Later in high school, did some reading and began questioning if any Christian church really was "right" - they all seemed wrong about some things. In college, reading a lot more, expanded that to all religions. How could any of them be correct? I think I still believed in some kind of god at that point, but had discarded belief in Jesus. Felt guilty for doing that, but it felt right.
Then I came across classic freethought literature. Robert Ingersoll really opened my eyes. Wasn't long before I knew I was an atheist.
was the name of a book I read in the early 1970s that was the final straw for me. I was never a believer, not even as a child, but the book made me an unbeliever. I have tried to find the book online but haven't been able to, and I don't recall the author's name.
taught by nuns mostly. Had many fears instilled in me.
Many things happened from 7th - 12th grade that chipped, chipped, chipped away at the lies they told me.
- Molested by priest at 13 and spent 2 years hiding while he pursued me - parents took his side.
- ate meat on a Friday at my part time job - didn't die and go to hell.

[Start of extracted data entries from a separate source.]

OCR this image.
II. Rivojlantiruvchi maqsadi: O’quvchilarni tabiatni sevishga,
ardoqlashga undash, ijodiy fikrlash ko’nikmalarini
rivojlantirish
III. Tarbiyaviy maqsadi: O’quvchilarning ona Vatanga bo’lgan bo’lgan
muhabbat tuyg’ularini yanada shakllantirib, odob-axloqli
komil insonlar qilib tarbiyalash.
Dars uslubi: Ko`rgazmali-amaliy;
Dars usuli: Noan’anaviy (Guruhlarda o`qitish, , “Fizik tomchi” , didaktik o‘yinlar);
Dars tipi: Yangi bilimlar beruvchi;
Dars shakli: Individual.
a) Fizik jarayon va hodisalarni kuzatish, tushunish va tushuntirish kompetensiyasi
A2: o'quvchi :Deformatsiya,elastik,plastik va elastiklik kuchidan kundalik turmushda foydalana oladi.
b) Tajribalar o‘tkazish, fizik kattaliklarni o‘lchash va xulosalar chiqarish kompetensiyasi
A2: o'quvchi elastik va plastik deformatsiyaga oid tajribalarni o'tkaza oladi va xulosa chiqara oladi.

- missed a Sunday mass and didn't die and go to hell
- dated many non-Catholic girls - didn't die and go to hell.
- married one of them - pretty much gone from the church by then.
After HS was pretty much non-religious. When I would think about religion it was mostly negative but not fully atheist.
But when the tool of the devil - the internet - came around and I had some time I started looking for answers to questions I had had for decades. After @ a year I was well over to the atheist side.
As someone upthread had done I also started watched atheist you tubes landing mostly on Atheist Experience. They really helped clear up many, many questions.
always said I was protestant when asked for some reason, even had protestant on my dog tags, when I found out dubya was a protestant I came out and told everybody I was an Athiest.